Дождь идет - Жорж Сименон
Шрифт:
Интервал:
Закладка:
— Сидит рядом с плитой, видит, что горит, и не подумает снять кастрюльку или позвать меня! — жаловалась матушка. — Ни за что на свете картофелинки не почистит…
И что бы сейчас ни утверждала матушка, я собственными ушами слышал, как отец вздыхал:
— Ей семьдесят четыре, и у нее диабет…
А немного погодя:
— Все-таки у нас будет собственный домик в деревне…
Чего я никак не мог понять, так это истории с Буэнами и пресловутым домом в Сен-Никола, поскольку тетя говорила об этом главным образом по вечерам на кухне, когда я был уже в постели.
Как-то, не так давно, я напомнил матушке, что слышал тогда, но она сразу возмутилась:
— Ты преувеличиваешь, Жером… Странно, что всюду ты выискиваешь одно только дурное…
Однако дома она не получила, и я оказался прав, как прав был в отношении той, несравненно более серьезной, истории, которая случилась позже.
Эта история — я не нахожу другого слова — началась именно в тот вечер с газетами, вечер проткнутого штыком живота — словом, в вечер того самого дня, когда мы с тетей Валери разругались, как двое сопливых уличных мальчишек, разругались так, что тетя, будь это в ее власти, каталась бы, сцепившись со мной, по полу и мы бы кусались и царапались за милую душу.

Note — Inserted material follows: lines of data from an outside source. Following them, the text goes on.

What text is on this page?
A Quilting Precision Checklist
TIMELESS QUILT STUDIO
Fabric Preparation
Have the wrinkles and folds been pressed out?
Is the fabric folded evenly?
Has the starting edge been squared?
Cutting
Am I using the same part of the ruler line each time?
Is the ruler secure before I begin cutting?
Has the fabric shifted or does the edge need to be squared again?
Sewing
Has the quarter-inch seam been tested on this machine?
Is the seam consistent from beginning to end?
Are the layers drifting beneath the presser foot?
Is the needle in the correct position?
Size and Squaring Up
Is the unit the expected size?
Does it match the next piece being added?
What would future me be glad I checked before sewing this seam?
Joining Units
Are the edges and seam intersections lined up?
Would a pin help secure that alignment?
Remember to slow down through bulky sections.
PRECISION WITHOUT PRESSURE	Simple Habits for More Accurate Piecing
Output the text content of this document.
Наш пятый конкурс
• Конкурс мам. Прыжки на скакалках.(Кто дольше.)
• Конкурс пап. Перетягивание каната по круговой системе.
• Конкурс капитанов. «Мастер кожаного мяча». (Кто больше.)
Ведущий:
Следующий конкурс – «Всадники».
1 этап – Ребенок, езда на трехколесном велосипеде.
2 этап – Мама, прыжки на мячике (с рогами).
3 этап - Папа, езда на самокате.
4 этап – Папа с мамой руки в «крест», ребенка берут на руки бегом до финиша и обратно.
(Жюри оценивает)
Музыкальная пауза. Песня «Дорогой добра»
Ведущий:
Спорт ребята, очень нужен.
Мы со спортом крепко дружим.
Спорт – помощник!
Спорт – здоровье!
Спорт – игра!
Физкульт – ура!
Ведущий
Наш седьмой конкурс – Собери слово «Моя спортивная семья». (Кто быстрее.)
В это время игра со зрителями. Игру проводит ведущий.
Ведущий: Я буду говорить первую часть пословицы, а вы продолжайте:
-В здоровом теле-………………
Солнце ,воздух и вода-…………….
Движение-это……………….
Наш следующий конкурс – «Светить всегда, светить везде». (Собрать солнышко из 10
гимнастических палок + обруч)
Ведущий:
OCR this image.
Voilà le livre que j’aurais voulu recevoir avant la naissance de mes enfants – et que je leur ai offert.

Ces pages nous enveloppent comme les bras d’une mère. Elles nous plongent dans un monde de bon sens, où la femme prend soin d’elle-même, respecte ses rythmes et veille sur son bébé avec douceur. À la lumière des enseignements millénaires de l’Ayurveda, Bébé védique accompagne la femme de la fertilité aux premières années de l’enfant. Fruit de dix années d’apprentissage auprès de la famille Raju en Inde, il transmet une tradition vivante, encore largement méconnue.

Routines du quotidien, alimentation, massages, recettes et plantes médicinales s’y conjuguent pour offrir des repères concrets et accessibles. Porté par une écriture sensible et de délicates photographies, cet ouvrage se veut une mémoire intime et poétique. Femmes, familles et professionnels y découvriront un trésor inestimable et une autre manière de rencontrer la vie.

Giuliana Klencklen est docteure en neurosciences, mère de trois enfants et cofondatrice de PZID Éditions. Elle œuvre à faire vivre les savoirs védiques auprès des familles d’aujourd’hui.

Она меня ненавидела. Я ее не терпел. И продолжал думать о ней, когда она уже спустилась; я глядел на улицу, но злорадно представлял себе ее огромную тушу, втиснутую в нашу действительно крошечную уборную.
Мылась ли она когда-нибудь? В отделенном кретоновой занавеской углу комнаты ей поставили умывальный столик с кувшином и тазом, а под ним ведро для грязной воды. Но удивительно, что, когда матушка в шесть утра проходила через ее комнату разжечь в кухне плиту, тетя сидела совершенно одетая, а мыльной воды в тазу было на самом донышке. Воду из таза приходилось сливать матушке. Тетя Валери не желала ничего делать. За всю жизнь она не взяла в руки половую тряпку.
До того как выйти замуж за Буэна, она служила в почтово-телеграфном ведомстве, а он — в налоговом управлении. Буэн был уроженцем Сен-Никола, родители его были крестьяне. Молодая чета получила назначение в Кан и на протяжении тридцати лет каждый работал сам по себе. Как я узнал впоследствии, у них был ребенок, который родился мертвым, что меня нисколько не удивляет.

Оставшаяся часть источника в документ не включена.